In Japan there are some food products that are identical to American brands but with Japanese packaging. For example, here is the Japanese box for Ritz crackers:

A Ritz cracker box with Japanese writing and no apparent Kosher certification symbol

Ritz are certified kosher in America (OU-D). Does this apply to the Japanese Ritz as well? They might be manufactured in the same plant and simply repackaged, but perhaps Nabisco also manufactures separately in Japan.

  • 3
    Just taking what I know from Hersheys and Girl Scout cookies, you have to check the side of the box and see where they are manufactured. Usually, products are made locally so they would need supervision. You can't assume "same name, same source"
    – rosends
    Jun 21, 2016 at 12:18
  • Not mentioned here kosherjapan.com/… Jun 21, 2016 at 12:18
  • Why not just look for a hechsher on the box?
    – Scimonster
    Jun 21, 2016 at 12:54
  • Because it doesn't have one on the Japanese box.
    – user3318
    Jun 21, 2016 at 13:06
  • @Danno is correct. Case in point - I think only the Israeli Bazooka is kosher. You have a "reverse" situation, here. Note that even if the ingredients are identical, in manufactured products, you still can't assume that it's kosher as, for one thing, you don't know what non-kosher items it may have touched during assembly.
    – DanF
    Jun 21, 2016 at 13:53

1 Answer 1


Outside of Israel and the US, observant Jews don't rely on Hecshers to buy food, because as you've noticed from the Japanese box, there just aren't any hecshers. Rabbis in these communities give out lists of acceptable ingredients (or lists of non acceptable ingredients) and people go and shop at their local markets and buy unsupervised food all the time.

If the ingredients are the same as hecshered products, then it's kasher as well. You can visit the Kashrut.org website ran by the renown poseq Rabbi Yiztchak Abadi where he states what is or isn't kasher based on ingredients. His ingredients only ruling is based on the Gemera, Shulchan Aruch, and a Teshuvah by Rav Moshe Feinstein.

If you search the forums you can find designations for what things that are inherently kasher and what things are problematic so that you can navigate ingredients yourself without having to ask. Here is a search on Kashrut.org regarding crackers.
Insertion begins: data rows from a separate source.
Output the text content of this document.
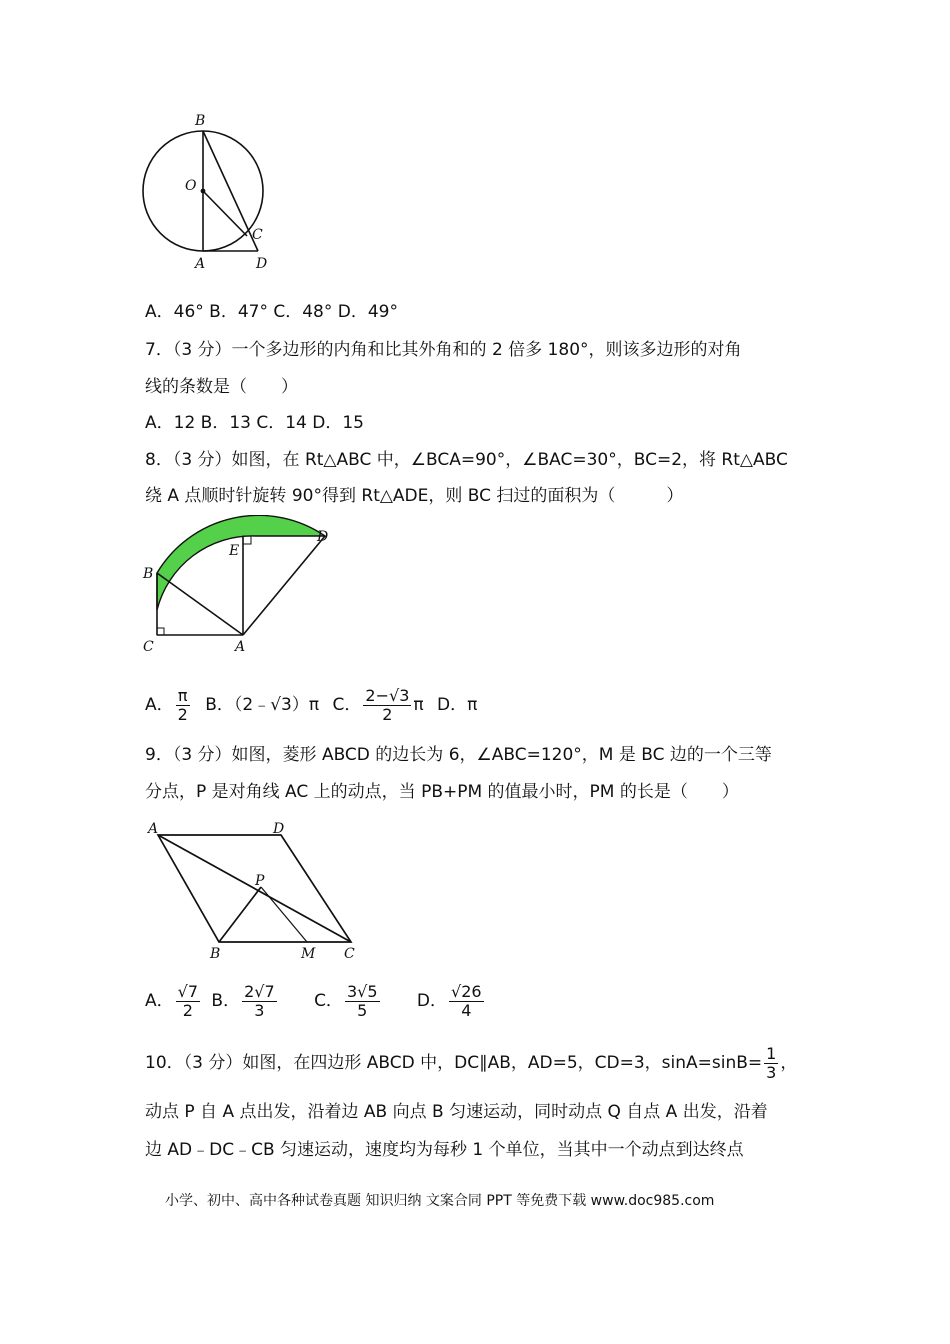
B
O
C
A	D
A．46° B．47° C．48° D．49°
7．（3 分）一个多边形的内角和比其外角和的 2 倍多 180°，则该多边形的对角
线的条数是（　　）
A．12 B．13 C．14 D．15
8．（3 分）如图，在 Rt△ABC 中，∠BCA=90°，∠BAC=30°，BC=2，将 Rt△ABC
绕 A 点顺时针旋转 90°得到 Rt△ADE，则 BC 扫过的面积为（　　　）
B
E
D
C	A
A． $\frac{\pi}{2}$ B．（2﹣√3）π C． $\frac{2-√3}{2}$ π D．π
9．（3 分）如图，菱形 ABCD 的边长为 6，∠ABC=120°，M 是 BC 边的一个三等
分点，P 是对角线 AC 上的动点，当 PB+PM 的值最小时，PM 的长是（　　）
A	D
P
B	M C
A． $\frac{√7}{2}$ B． $\frac{2√7}{3}$ C． $\frac{3√5}{5}$ D． $\frac{√26}{4}$
10．（3 分）如图，在四边形 ABCD 中，DC∥AB，AD=5，CD=3，$\sin A=\sin B= \frac{1}{3}$ ，
动点 P 自 A 点出发，沿着边 AB 向点 B 匀速运动，同时动点 Q 自点 A 出发，沿着
边 AD﹣DC﹣CB 匀速运动，速度均为每秒 1 个单位，当其中一个动点到达终点
小学、初中、高中各种试卷真题 知识归纳 文案合同 PPT 等免费下载 www.doc985.com
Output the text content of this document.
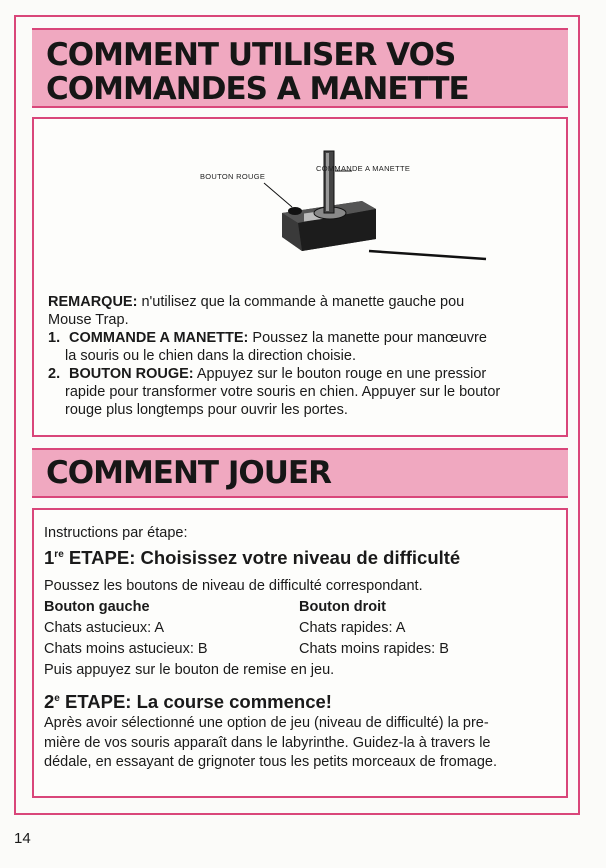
COMMENT UTILISER VOS
COMMANDES A MANETTE
BOUTON ROUGE
COMMANDE A MANETTE
REMARQUE: n'utilisez que la commande à manette gauche pou
Mouse Trap.
1. COMMANDE A MANETTE: Poussez la manette pour manœuvre
la souris ou le chien dans la direction choisie.
2. BOUTON ROUGE: Appuyez sur le bouton rouge en une pressior
rapide pour transformer votre souris en chien. Appuyer sur le boutor
rouge plus longtemps pour ouvrir les portes.
COMMENT JOUER
Instructions par étape:
1re ETAPE: Choisissez votre niveau de difficulté
Poussez les boutons de niveau de difficulté correspondant.
Bouton gauche
Chats astucieux: A
Chats moins astucieux: B
Bouton droit
Chats rapides: A
Chats moins rapides: B
Puis appuyez sur le bouton de remise en jeu.
2e ETAPE: La course commence!
Après avoir sélectionné une option de jeu (niveau de difficulté) la pre-
mière de vos souris apparaît dans le labyrinthe. Guidez-la à travers le
dédale, en essayant de grignoter tous les petits morceaux de fromage.
14
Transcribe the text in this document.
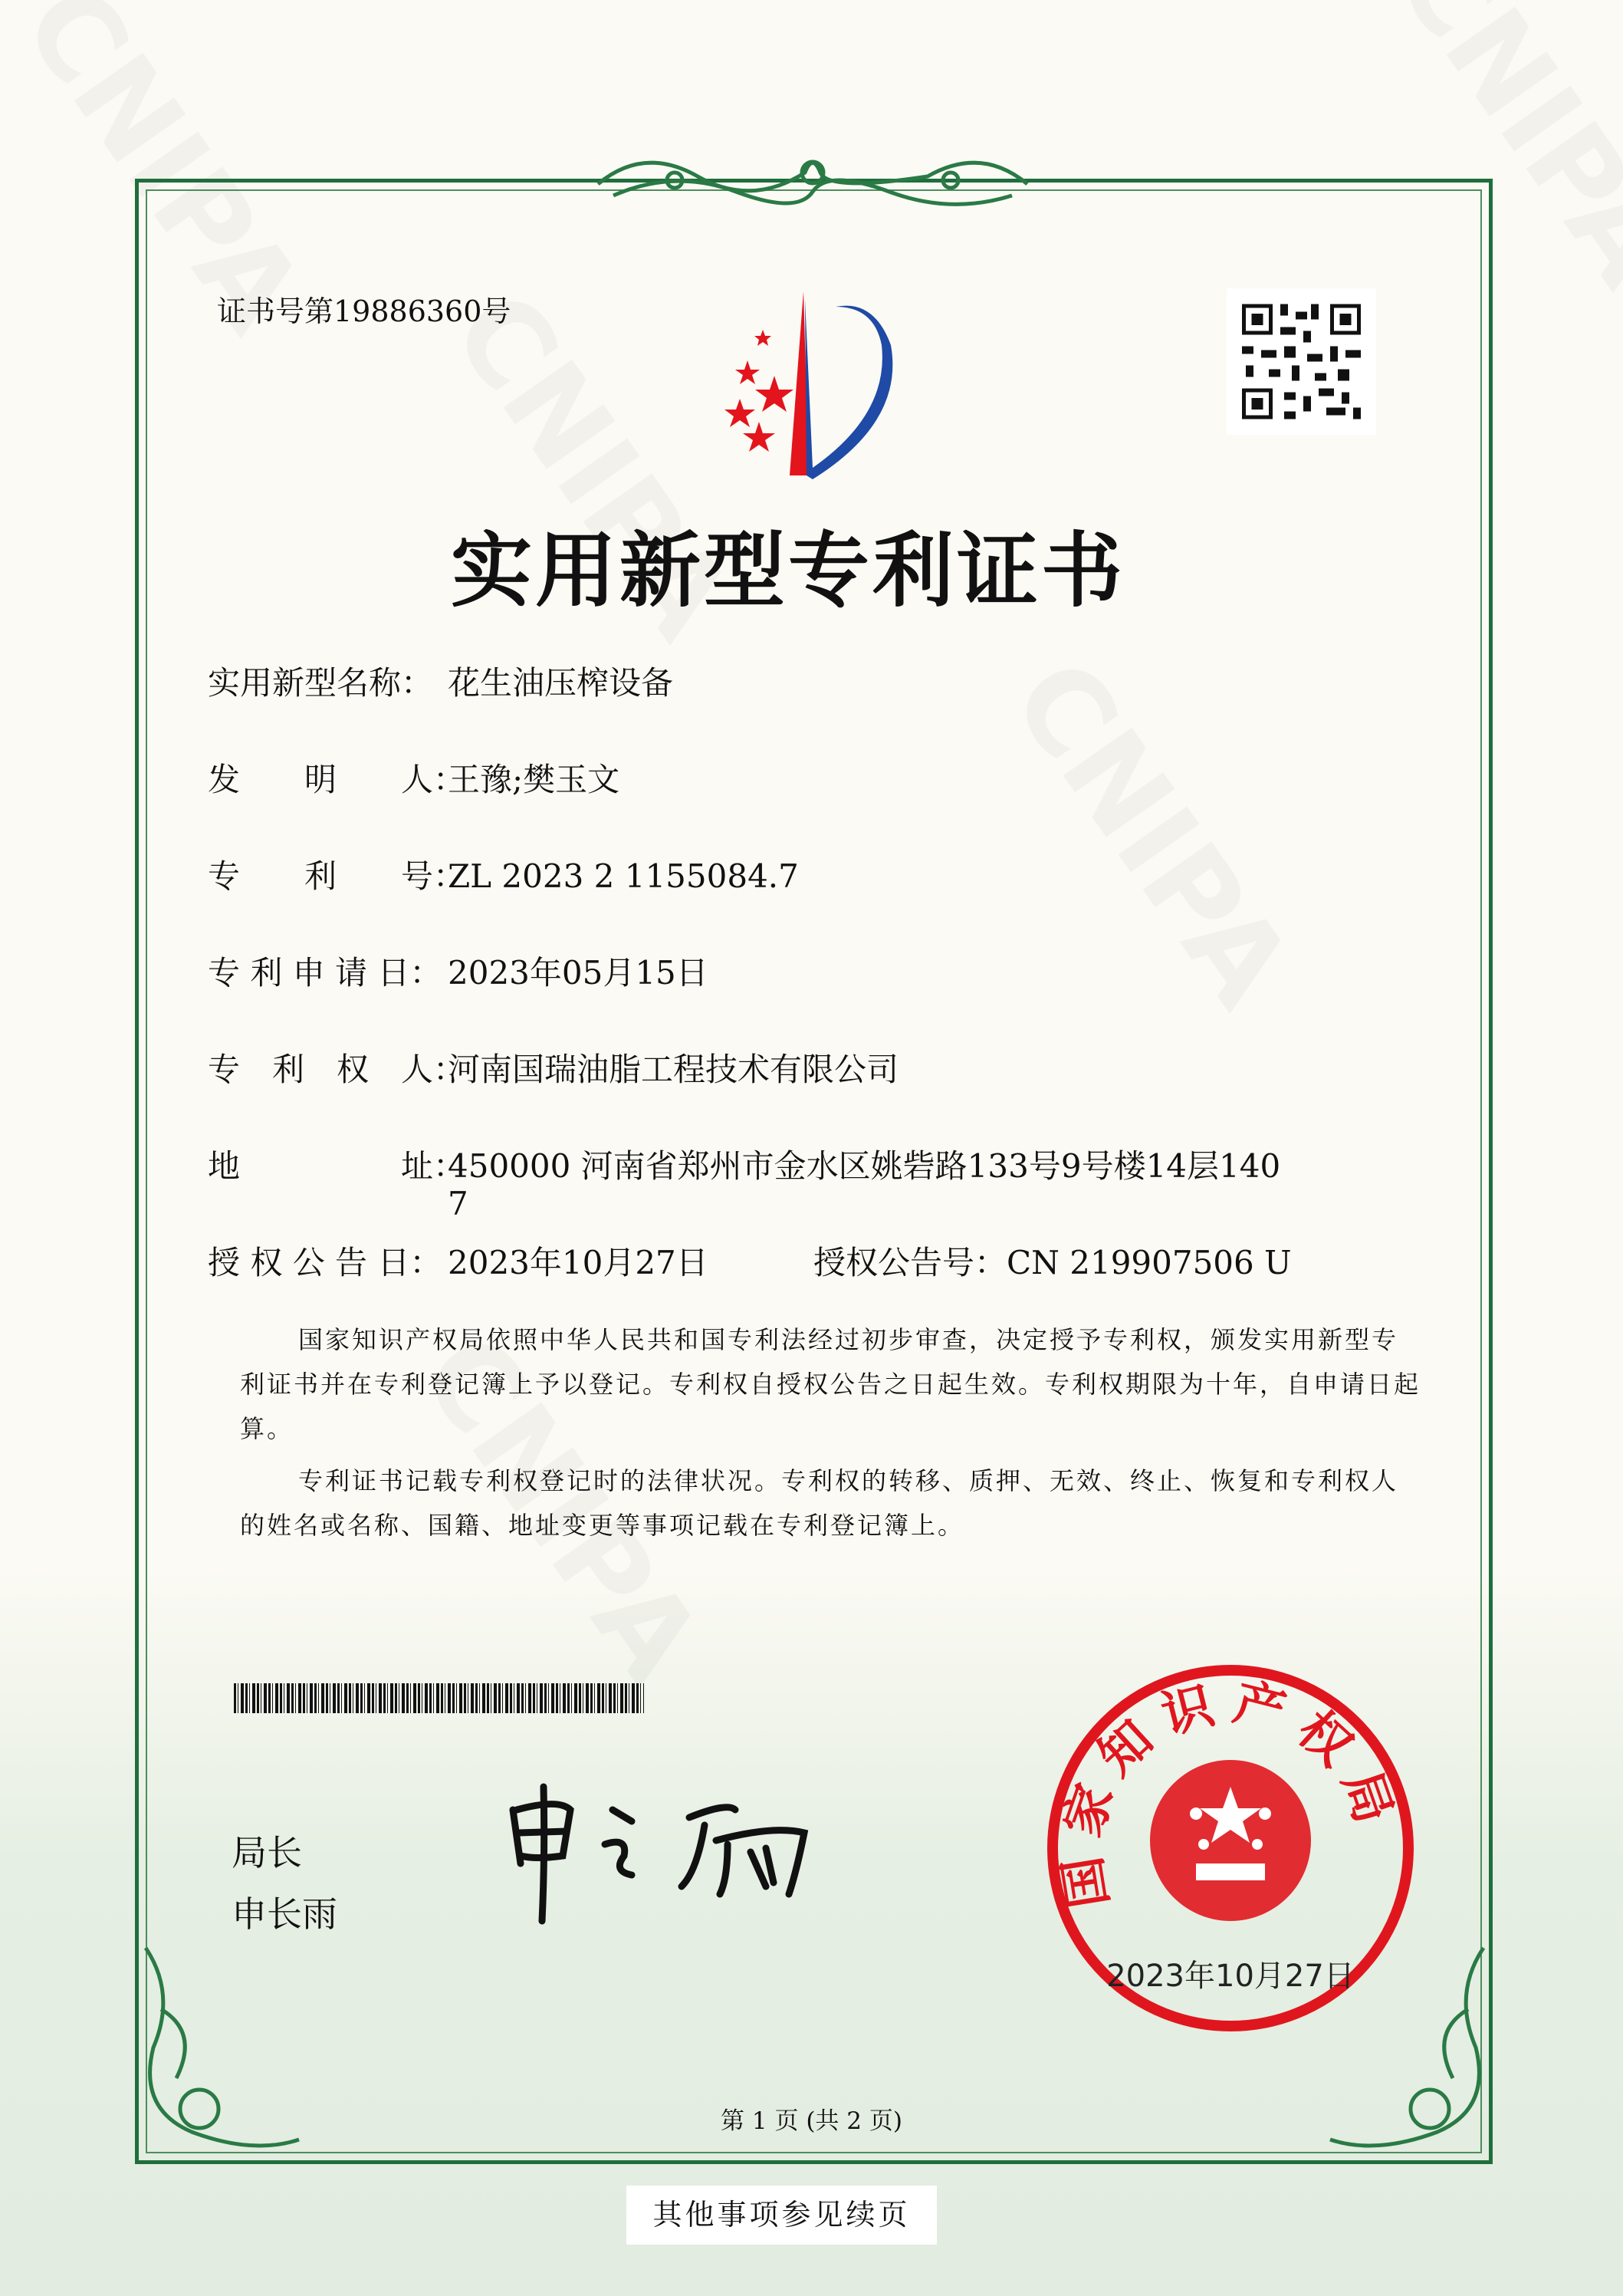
证书号第19886360号
实用新型专利证书
实用新型名称： 花生油压榨设备
发　　明　　人：王豫;樊玉文
专　　利　　号：ZL 2023 2 1155084.7
专 利 申 请 日： 2023年05月15日
专　利　权　人：河南国瑞油脂工程技术有限公司
地　　　　　址：450000 河南省郑州市金水区姚砦路133号9号楼14层140
7
授 权 公 告 日： 2023年10月27日	授权公告号：CN 219907506 U

国家知识产权局依照中华人民共和国专利法经过初步审查，决定授予专利权，颁发实用新型专利证书并在专利登记簿上予以登记。专利权自授权公告之日起生效。专利权期限为十年，自申请日起算。

专利证书记载专利权登记时的法律状况。专利权的转移、质押、无效、终止、恢复和专利权人的姓名或名称、国籍、地址变更等事项记载在专利登记簿上。

局长
申长雨
国家知识产权局
2023年10月27日
第 1 页 (共 2 页)
其他事项参见续页
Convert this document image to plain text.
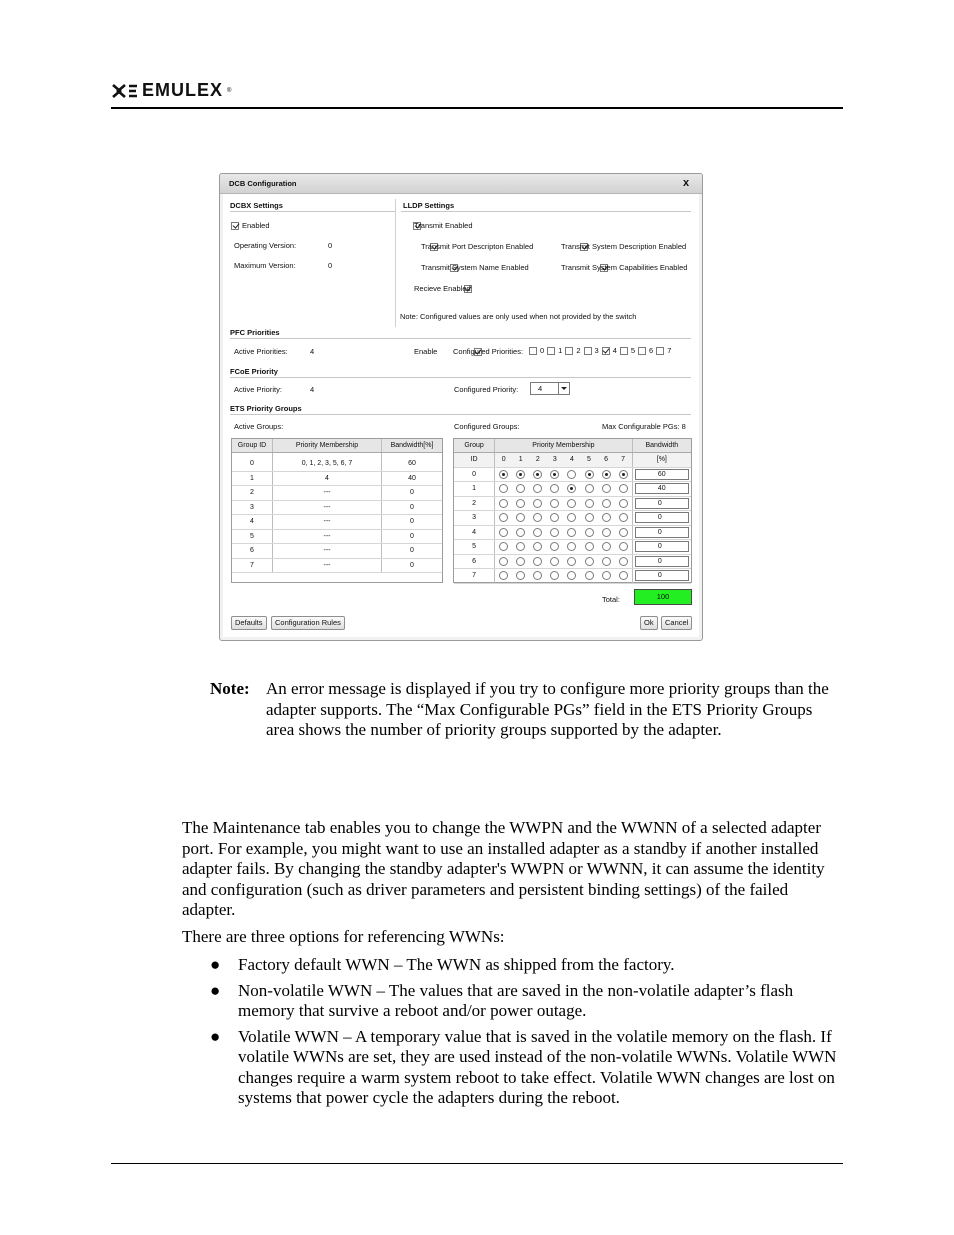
EMULEX ®
DCB Configuration	x
DCBX Settings

Enabled
Operating Version:	0
Maximum Version:	0
LLDP Settings

Transmit Enabled

Transmit Port Descripton Enabled
	Transmit System Description Enabled

Transmit System Name Enabled
	Transmit System Capabilities Enabled

Recieve Enabled
Note: Configured values are only used when not provided by the switch
PFC Priorities
Active Priorities:	4	Enable Configured Priorities: 0 1 2 3 4 5 6 7
FCoE Priority
Active Priority:	4	Configured Priority:	4
ETS Priority Groups
Active Groups:	Configured Groups:	Max Configurable PGs: 8
Group ID	Priority Membership	Bandwidth[%]

0	0, 1, 2, 3, 5, 6, 7	60
1	4	40
2	---	0
3	---	0
4	---	0
5	---	0
6	---	0
7	---	0
Group	Priority Membership								Bandwidth
ID	0	1	2	3	4	5	6	7	[%]
0									60
1									40
2									0
3									0
4									0
5									0
6									0
7									0
Total:	100
Defaults	Configuration Rules	Ok	Cancel
Note: An error message is displayed if you try to configure more priority groups than the adapter supports. The “Max Configurable PGs” field in the ETS Priority Groups area shows the number of priority groups supported by the adapter.
The Maintenance tab enables you to change the WWPN and the WWNN of a selected adapter port. For example, you might want to use an installed adapter as a standby if another installed adapter fails. By changing the standby adapter's WWPN or WWNN, it can assume the identity and configuration (such as driver parameters and persistent binding settings) of the failed adapter.
There are three options for referencing WWNs:
●	Factory default WWN – The WWN as shipped from the factory.
●	Non-volatile WWN – The values that are saved in the non-volatile adapter’s flash memory that survive a reboot and/or power outage.
●	Volatile WWN – A temporary value that is saved in the volatile memory on the flash. If volatile WWNs are set, they are used instead of the non-volatile WWNs. Volatile WWN changes require a warm system reboot to take effect. Volatile WWN changes are lost on systems that power cycle the adapters during the reboot.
So in short, if the ingredients of your Japanese Ritz crackers are the same as their American parts then they are Kasher.

  • 1
    I've never seen lists of ingredients, but in the UK and in Australia I've seen lists of which products are and aren't certified and to what extent.
    – magicker72
    Jun 27, 2016 at 21:34
  • I've talked to the Rabbi here in Japan and he doesn't say you can do this. Of course there are products without hechsherim that are kosher, but it depends on the particular food item and whether its manufacture might involve issues that are not apparent just from the list of ingredients. I don't think this is a common opinion.
    – user3318
    Jun 29, 2016 at 9:47
  • @Malper Common opinion doesn't make a different opinion wrong. If you want you can check through Rabbi Abadi's website, or you can ask him a question directly. Either way, when the Rabbis were staying at Inns in the times of the Mishnah and the Gemara, they weren't staying at kosher inns, nor were they eating hecshered food. Somehow they were able to navigate the world and find something to eat. Perhaps Rabbi Abadi is encouraging people to use the same methods that Chazal and other great posqim used?
    – Aaron
    Jun 29, 2016 at 14:24
  • I'm not saying the opinion is wrong. I just am skeptical of your blanket statement from the beginning of the answer that observant Jews and these communities' Rabbis all follow this opinion.